Somatic Yoga offers the freedom to listen to your body and self-regulate however feels intuitive. This may be an invitation to shake or clench and release certain parts of your body, to intentionally look around the space, or to take a few big breaths followed by sighs, when you notice that your system isn’t ready to simply slow down and relax.

 Step 3 is repetition

This reprogramming will take many repetitions as you learn to notice, discharge, then redirect your attention to the subtle sensations in your body. Some days may feel easier than others. But by fostering the patience to be with this process, you’ll start to accumulate at least fleeting moments of ease, gradually teaching your system the felt sense of safety. Over time, this practice of Somatic Yoga can help allow you to deeply rest, and ultimately bring your default mode from high stress to relaxed alertness — the pinnacle of day-to-day high performance.

Need more help?

For those who find it too uncomfortable to slow down, even with the discharging cues, or who need more assistance in bringing this practice from the yoga mat into daily life, Somatic Coaching takes this process to the next level.

Somatic Coaching builds on the physiological awareness and interventions with mindfulness and processing of the other layers of our experience that come into play: emotions and thought patterns. Because our mind-body system is a continuum, our physiological reactions may elicit stressful thought processes, or habitually stressful thoughts will elicit a physiological stress response. Sometimes, unprocessed emotions are the spark in the machine that keeps this stress cycle in motion.

While cognitive-behavioural approaches help with mindset shifts and building new habits, Somatic Coaching is an integrative approach that views each of these layers as part of our integrative system of thoughts, behaviours, emotions, feelings, and physiological responses, which all feed into each other.

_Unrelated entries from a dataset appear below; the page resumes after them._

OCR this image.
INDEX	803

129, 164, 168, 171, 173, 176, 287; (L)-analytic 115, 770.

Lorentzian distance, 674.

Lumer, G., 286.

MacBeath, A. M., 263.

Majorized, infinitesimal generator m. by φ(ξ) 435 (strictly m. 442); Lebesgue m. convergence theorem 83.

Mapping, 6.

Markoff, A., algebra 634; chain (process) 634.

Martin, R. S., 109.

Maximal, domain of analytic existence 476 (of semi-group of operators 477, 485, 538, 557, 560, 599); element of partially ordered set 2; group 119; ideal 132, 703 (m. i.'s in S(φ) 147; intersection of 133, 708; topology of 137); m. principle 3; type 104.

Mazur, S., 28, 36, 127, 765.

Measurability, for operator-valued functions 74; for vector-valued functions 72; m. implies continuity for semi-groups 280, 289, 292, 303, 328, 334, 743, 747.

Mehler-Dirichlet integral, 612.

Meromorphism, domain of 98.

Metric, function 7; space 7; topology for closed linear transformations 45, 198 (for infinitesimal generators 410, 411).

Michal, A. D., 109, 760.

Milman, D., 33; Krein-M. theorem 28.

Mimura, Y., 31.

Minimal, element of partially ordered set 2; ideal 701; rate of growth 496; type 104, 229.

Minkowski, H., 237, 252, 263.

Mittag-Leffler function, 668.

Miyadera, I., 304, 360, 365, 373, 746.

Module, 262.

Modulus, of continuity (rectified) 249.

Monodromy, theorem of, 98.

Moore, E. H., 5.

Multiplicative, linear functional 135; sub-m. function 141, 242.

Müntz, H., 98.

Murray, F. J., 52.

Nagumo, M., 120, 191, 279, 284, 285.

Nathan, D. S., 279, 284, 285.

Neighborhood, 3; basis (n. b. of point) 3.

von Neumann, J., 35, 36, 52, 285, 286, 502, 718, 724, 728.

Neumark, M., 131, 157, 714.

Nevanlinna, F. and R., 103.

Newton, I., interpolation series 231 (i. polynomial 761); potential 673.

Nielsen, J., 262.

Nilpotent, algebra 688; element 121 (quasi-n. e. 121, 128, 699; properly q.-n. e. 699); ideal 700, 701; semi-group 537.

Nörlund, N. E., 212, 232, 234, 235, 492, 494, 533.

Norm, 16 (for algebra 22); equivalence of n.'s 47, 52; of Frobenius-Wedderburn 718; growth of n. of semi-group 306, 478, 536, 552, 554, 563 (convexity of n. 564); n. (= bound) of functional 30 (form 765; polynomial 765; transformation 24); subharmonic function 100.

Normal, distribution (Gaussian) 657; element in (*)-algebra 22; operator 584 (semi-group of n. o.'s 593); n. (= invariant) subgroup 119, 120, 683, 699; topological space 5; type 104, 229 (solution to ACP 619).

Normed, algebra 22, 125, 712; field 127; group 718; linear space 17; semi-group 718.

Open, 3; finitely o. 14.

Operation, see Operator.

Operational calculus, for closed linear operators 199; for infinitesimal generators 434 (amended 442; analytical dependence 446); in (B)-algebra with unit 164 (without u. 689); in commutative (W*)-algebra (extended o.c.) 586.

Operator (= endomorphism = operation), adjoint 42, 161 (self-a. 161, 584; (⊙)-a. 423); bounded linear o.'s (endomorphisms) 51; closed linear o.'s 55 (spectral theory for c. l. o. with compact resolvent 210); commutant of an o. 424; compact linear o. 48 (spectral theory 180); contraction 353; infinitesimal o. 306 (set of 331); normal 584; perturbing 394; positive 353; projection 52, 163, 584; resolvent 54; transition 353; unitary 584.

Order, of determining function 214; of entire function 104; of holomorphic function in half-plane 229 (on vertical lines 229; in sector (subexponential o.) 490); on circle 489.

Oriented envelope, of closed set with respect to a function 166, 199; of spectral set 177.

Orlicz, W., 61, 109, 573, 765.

Such a multilayered approach is a path of mastery, discovering all the mechanisms that keep you stuck in this gear of survival mode, and looking for entry points that are accessible for intervention. For instance, those who don’t yet feel safe to slow down and drop into their bodies may begin with the entry point of becoming more aware of thought patterns, and then developing an awareness of the associated embodied feelings. Others may not be open to exploring their thought processes, but may do well exploring the embodied processing of previously unfelt emotions, and then feel more space to unpack the mental narratives.

Ultimately, somatics can be implemented at a variety of levels to help avoid burnout. You may simply start to notice what’s happening in your body whenever you remember to drop in, encouraging conscious breaths and relaxing tension in your body; you may join a Somatic Yoga class to practice specific techniques for self-regulation and self-awareness; or you may dive deeper into Somatic Coaching or psychotherapy to discover how to optimise your mind-body wiring to access your greatest potential for fulfilment and wellbeing.